- Born: November 22, 1908 Portland, Colony of Jamaica, British Empire
- Died: June 28, 2005 (aged 96)
- Occupation: Potter
- Spouse: Iris Baugh (née Johnson) ​ ​(m. 1975)​

= Cecil Baugh =

Jamaican master potter and artist

Cecil Archibald Baugh (November 22, 1908 – June 28, 2005), was a Jamaican master potter and artist.

== Early life ==
Baugh was born on November 22, 1908, in Bangor Ridge, Portland Parish, Jamaica to Isaac Baugh, a sawyer, and Emma Cobran-Baugh, a farmer. He attended the Bangor Ridge Primary School. Baugh then moved to Kingston, the capital city, and began an apprenticeship under Susan and Ethel Trenchfield from Saint Elizabeth Parish. Later, he worked alongside Wilfred Lord a free form potter. Baugh sold much of his early pottery as a 'yabba man', selling at street markets. Baugh then worked as a groundsman at the St. James Country Club in Montego Bay, and later as a door-to-door pottery salesman in Kingston. He soon returned to Montego Bay where he opened his own studio and kiln, the Cornwall Clay Works. In 1938, at an arts and crafts exhibition in Kingston, he met the painter Albert Huie, who became a lifelong friend.

==Later life==
In 1941, Baugh volunteered for the British Army. He served as a sapper with the Royal Engineers for a year in Clitheroe, Lancashire. He was stationed in Cairo, Egypt for three years, where he was introduced to a method of pottery glazing which mirrored his self-invented 'Egyptian Blue'. Baugh was then transferred to Aden, Yemen, where he was given time off to attend art school. In 1946 he returned to Jamaica where he opened a pottery studio on Mountain View Avenue in Kingston. He then travelled to the United Kingdom in June 1948, on board the Empire Windrush, where he studied with Margaret Leach and the famous British potter Bernard Leach. He returned to Jamaica in 1949 and in 1950 mounted his first one-man exhibition. In 1962, Baugh, Albert Huie, Linden Leslie, Jerry Isaacs, and Edna Manley formed the Jamaica School of Art, now the Edna Manley College of the Visual and Performing Arts. Baugh taught at the institution until his retirement in 1975.

==Honors and awards==
Baugh received a Silver Musgrave Medal from the Institute of Jamaica in 1964. In 1975, he was awarded the Order of Distinction, Commander class, by the Government of Jamaica, and in 1977, he received the Norman Manley Award of Excellence. In 1980, Baugh as awarded the Centenary Medal of the Institute of Jamaica. In 1981, he received the Jamaica Bauxite Institute Award, and in 1984 the Gold Musgrave Medal by the Institute of Jamaica for his book Baugh, Jamaica's Master Potter. In 1991 the National Gallery of Jamaica opened the Cecil Baugh Gallery of Ceramics as part of the development of the visual arts on the Island. In 1994, he received the George William Gordon Award for Excellence in the Visual Arts, and the Order of Jamaica in 2003. In 2004 he received the Gleaner Honour Award for Excellence in Arts and Culture.

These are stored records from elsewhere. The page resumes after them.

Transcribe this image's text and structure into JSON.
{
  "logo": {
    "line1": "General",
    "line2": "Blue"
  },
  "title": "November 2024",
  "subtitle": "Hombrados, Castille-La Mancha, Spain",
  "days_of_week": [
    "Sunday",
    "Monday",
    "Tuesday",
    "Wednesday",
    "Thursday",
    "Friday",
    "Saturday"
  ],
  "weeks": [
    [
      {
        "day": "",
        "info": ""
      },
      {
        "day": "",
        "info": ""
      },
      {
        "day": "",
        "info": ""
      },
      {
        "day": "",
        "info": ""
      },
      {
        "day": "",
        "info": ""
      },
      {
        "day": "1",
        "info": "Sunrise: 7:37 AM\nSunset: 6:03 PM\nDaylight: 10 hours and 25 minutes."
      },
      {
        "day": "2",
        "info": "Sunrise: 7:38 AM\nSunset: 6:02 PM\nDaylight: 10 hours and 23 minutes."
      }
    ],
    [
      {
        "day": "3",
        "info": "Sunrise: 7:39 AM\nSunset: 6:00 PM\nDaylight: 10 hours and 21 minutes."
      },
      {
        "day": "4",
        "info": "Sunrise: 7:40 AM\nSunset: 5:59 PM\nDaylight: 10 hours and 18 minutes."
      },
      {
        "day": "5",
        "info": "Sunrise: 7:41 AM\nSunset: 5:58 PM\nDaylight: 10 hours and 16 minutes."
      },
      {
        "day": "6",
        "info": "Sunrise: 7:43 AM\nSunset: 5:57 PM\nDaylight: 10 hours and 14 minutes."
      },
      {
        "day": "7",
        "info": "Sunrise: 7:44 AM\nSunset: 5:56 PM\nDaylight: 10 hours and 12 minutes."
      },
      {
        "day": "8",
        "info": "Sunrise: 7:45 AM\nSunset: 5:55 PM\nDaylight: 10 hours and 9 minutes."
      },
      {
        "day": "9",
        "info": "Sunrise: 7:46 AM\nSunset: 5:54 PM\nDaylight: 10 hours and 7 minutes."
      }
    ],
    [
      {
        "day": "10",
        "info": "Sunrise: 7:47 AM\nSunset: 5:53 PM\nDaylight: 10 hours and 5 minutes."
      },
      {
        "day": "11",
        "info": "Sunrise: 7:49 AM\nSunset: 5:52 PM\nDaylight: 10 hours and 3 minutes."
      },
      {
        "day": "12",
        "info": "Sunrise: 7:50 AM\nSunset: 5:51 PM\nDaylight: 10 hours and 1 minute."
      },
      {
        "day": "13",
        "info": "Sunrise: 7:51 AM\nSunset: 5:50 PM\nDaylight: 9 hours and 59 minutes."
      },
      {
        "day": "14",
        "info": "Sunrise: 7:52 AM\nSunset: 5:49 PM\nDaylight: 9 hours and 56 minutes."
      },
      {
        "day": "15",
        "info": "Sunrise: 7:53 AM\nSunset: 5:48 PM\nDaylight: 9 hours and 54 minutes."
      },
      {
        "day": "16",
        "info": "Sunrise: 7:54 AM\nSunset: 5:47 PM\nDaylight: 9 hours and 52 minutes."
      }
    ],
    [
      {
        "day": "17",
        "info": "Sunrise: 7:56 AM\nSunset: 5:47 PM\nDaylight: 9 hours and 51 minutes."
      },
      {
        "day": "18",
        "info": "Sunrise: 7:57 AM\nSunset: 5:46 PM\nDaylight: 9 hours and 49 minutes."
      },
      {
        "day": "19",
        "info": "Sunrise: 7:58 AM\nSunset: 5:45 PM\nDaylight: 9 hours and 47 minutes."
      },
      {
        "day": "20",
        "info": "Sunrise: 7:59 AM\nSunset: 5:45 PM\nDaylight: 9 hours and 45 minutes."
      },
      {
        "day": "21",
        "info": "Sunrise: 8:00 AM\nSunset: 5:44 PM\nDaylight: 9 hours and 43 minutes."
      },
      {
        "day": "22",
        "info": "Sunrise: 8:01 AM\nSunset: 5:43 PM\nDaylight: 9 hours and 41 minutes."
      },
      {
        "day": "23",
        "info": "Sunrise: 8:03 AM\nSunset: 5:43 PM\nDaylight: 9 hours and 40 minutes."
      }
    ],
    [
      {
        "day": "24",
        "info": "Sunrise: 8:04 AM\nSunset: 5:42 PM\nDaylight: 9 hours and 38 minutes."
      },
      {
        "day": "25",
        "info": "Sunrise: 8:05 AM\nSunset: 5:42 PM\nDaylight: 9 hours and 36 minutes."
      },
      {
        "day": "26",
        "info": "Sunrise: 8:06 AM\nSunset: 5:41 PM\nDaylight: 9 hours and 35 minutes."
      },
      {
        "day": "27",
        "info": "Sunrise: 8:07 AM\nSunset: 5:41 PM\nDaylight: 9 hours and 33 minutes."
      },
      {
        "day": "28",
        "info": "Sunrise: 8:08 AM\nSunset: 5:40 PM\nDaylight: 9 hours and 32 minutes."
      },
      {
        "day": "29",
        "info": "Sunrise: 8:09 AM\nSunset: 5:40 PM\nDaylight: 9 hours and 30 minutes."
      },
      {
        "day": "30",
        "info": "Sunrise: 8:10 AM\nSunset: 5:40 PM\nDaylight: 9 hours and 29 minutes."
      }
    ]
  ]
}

==Personal life and death==
In 1928, Baugh married Susan Trenchfield's niece, Beryl Ebanks, with whom he had three daughters, one of whom predeceased him. His second wife, Iris Baugh (née Johnson), whom he married in 1975, also predeceased him. Baugh died on June 28, 2005, at the age of 96. He is survived by his daughters, Leila and Myrtle.